Ika Dewa Nitasari itulah nama istriku. Ia lulusan Fakultas Psikologi UNAIR Surabaya. Aku meng-khitbah-nya dengan bantuan guru ngaji-ku. Ia menerima lamaranku, setelah sebelumnya aku ditolak tiga akhwat. Keluarga mereka menolakku setelah mengetahui kondisi adikku, Hesti.
Ya, Hesti adikku mengalami down syndrome semenjak lahir. Ketika lahir, ia tidak menangis sama sekali, bahkan sewaktu dipukul sekalipun. Ia hanya mengeluarkan suara ekh ekh ekh saja. Hesti tidak bisa menangis karena langit-langit mulutnya sempit dan lubang air matanya tersumbat.
Ketika melihat keadaan Hesti, aku sangat terpukul. Apa kata orang nanti. Aku punya adik yang cacat. Melihat hal ini, Pakde dan Budhe tak henti-hentinya memberi nasehat kepadaku. Mereka meyakinkan padaku bahwa semua ini adalah ujian dan amanah dari Allah yang harus selalu dijaga. Dan aku harus yakin bahwa tidak ada ujian yang melebihi kemampuan seorang hamba.
Akupun akhirnya sadar. Dan tiga tahun kemudian, aku merantau ke Jakarta untuk menyelesaikan studi S1 dan S2 - ku di FISIP UI. Sejak saat itu, adikku secara total diasuh oleh Pakde dan Budhe.
Ups, aku sudah sampai ke tujuanku. “Kiri, Pak” seruku pada Pak Sopir.


* * *
Lantai 2 Matahari Department Store ini tidak seramai hari Sabtu dan Minggu. Meski begitu, aku tetap harus mengingat-ingat toko tempat boneka yang diinginkan adikku. Aku terus melangkah memasuki mal. Aku celingak-celinguk mencari. Hhh, susah juga ternyata. Ini kali pertama aku ke mal tanpa ditemani istri.

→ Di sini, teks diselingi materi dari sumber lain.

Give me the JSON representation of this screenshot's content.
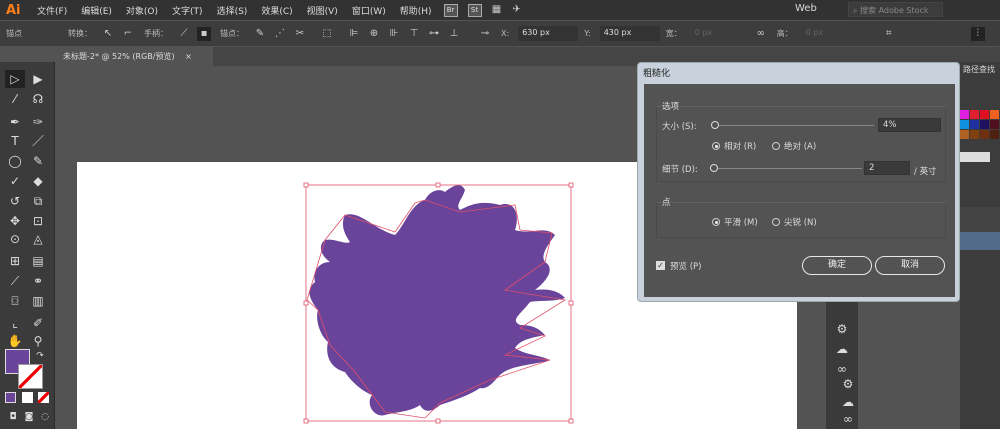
{
  "app": {
    "logo": "Ai",
    "menus": [
      "文件(F)",
      "编辑(E)",
      "对象(O)",
      "文字(T)",
      "选择(S)",
      "效果(C)",
      "视图(V)",
      "窗口(W)",
      "帮助(H)"
    ],
    "bridge": "Br",
    "stock_icon": "St",
    "workspace": "Web",
    "stock_search_placeholder": "搜索 Adobe Stock"
  },
  "control": {
    "anchor_label": "锚点",
    "convert_label": "转换：",
    "handles_label": "手柄：",
    "anchors_label": "锚点：",
    "x_label": "X:",
    "x_value": "630 px",
    "y_label": "Y:",
    "y_value": "430 px",
    "w_label": "宽：",
    "w_value": "0 px",
    "h_label": "高：",
    "h_value": "0 px"
  },
  "document": {
    "tab_title": "未标题-2* @ 52% (RGB/预览)",
    "close": "×"
  },
  "colors": {
    "fill": "#6a439a",
    "accent": "#ff7f18",
    "selection": "#e0506a"
  },
  "right_panel": {
    "title": "路径查找"
  },
  "dialog": {
    "title": "粗糙化",
    "options_label": "选项",
    "size_label": "大小 (S):",
    "size_value": "4%",
    "size_slider_percent": 4,
    "relative_label": "相对 (R)",
    "absolute_label": "绝对 (A)",
    "relative_selected": true,
    "detail_label": "细节 (D):",
    "detail_value": "2",
    "detail_unit": "/ 英寸",
    "points_label": "点",
    "smooth_label": "平滑 (M)",
    "corner_label": "尖锐 (N)",
    "smooth_selected": true,
    "preview_label": "预览 (P)",
    "preview_checked": true,
    "ok_label": "确定",
    "cancel_label": "取消"
  }
}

Setelah berkeliling-keliling, akhirnya aku menemukan toko itu. Aku memasuki ruang dinding berkaca dan segera menuju ke etalase boneka. Ketika aku memilih boneka, mataku tertuju pada anak-anak kecil yang juga sedang memilih boneka. Rasa sedih perlahan menyusupi perasaanku. Pedih dan pilu.

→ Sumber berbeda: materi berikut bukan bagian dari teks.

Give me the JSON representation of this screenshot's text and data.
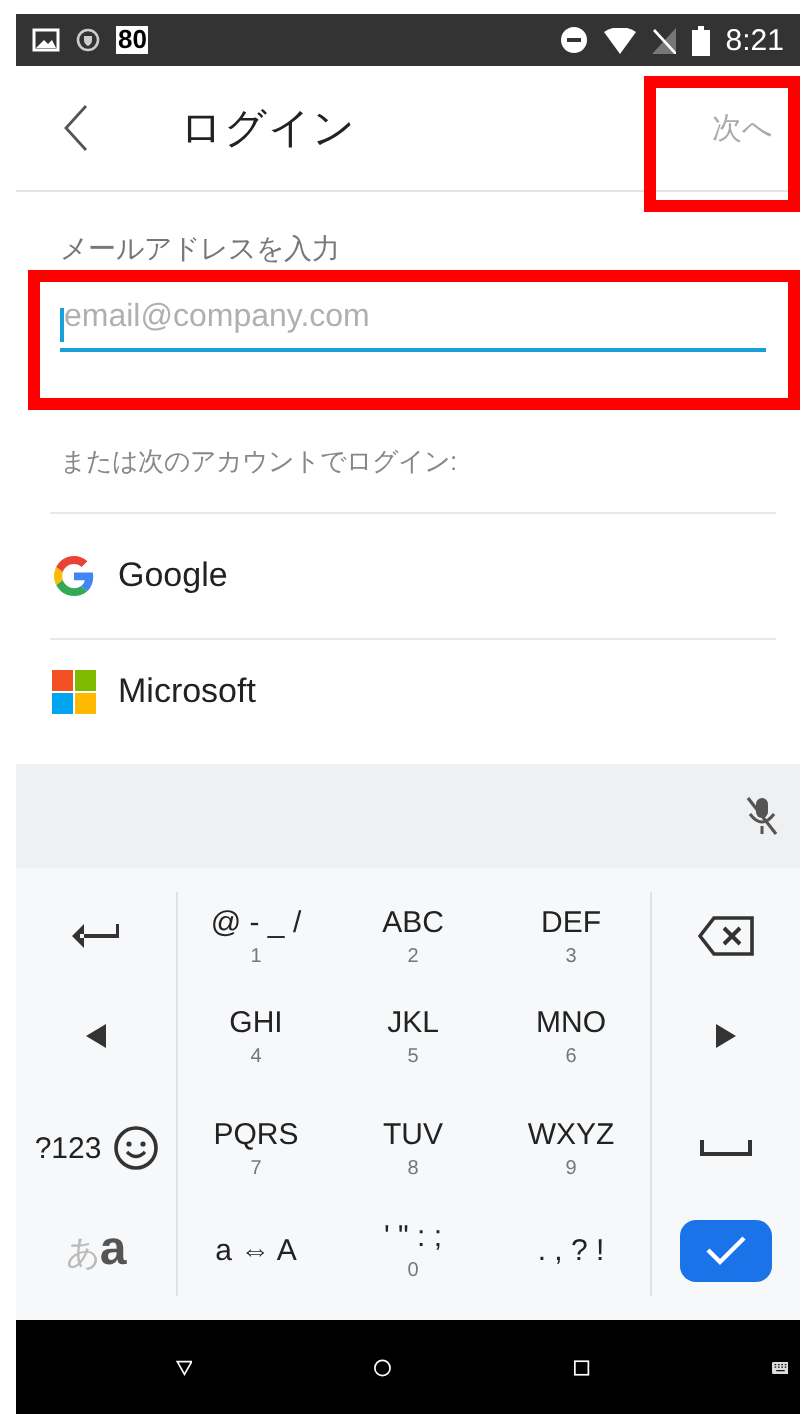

Dua tahun sudah pernikahan kami berjalan. Aku bahagia dengan pernikahan ini. Bahkan aku sangat merasa bahagia sekali. Tapi masih ada yang kurang diantara kami. Yaitu, hadirnya anak-anak yang menjadi penyejuk hati dan bisa membuat kami tertawa.
Terkadang aku menyesali keadaan ini. Ujian ini begitu berat kurasakan. Akan tetapi rasa ini cepat-cepat kutepis sejauh mungkin. Pantaskah aku menyesalinya? Bukankah aku mempunyai seorang istri yang baik? Ya, istriku sangat baik dan ia begitu sempurna di mata hatiku. Ia menerima aku apa adanya. Ia menjelma bagai seorang ibu di saat keyatimanku. Ia adalah pemberi tempat berteduh dan tempat yang aman dari segala kekalutan dan kekecewaanku. Ia selalu berupaya memperkuat ikatan keluarga diantara kami. Ia selalu mengirim hatinya untuk menjaga aku dari murka Allah, tatkala aku tidak berada di sisinya. Hal ini ia lakukan dengan selalu menyelipkan kertas kecil yang berisi taujih singkat dalam buku agenda kerjaku. Ia melakukannya setiap hari. Tanpa rasa bosan sedikitpun. Sebagai contoh, pada pekan yang lalu, saat di kantorku ada indikasi penyelewengan dana penelitian, maka istriku memberikan kertas taujih yang isinya,

“Rasulullah telah bersabda, “Akan datang suatu masa ketika orang tidak peduli lagi dalam mengambil (memperoleh) harta apakah halal atau haram.” (Jaami’ul Ushul)
Nb : Dan tangan suamiku adalah tangan yang tidak akan pernah memegang sesuatu yang diharamkan Allah. Tangan itu adalah tangan salah satu penduduk Surga yang bahagia di akhirat nanti. Amiin …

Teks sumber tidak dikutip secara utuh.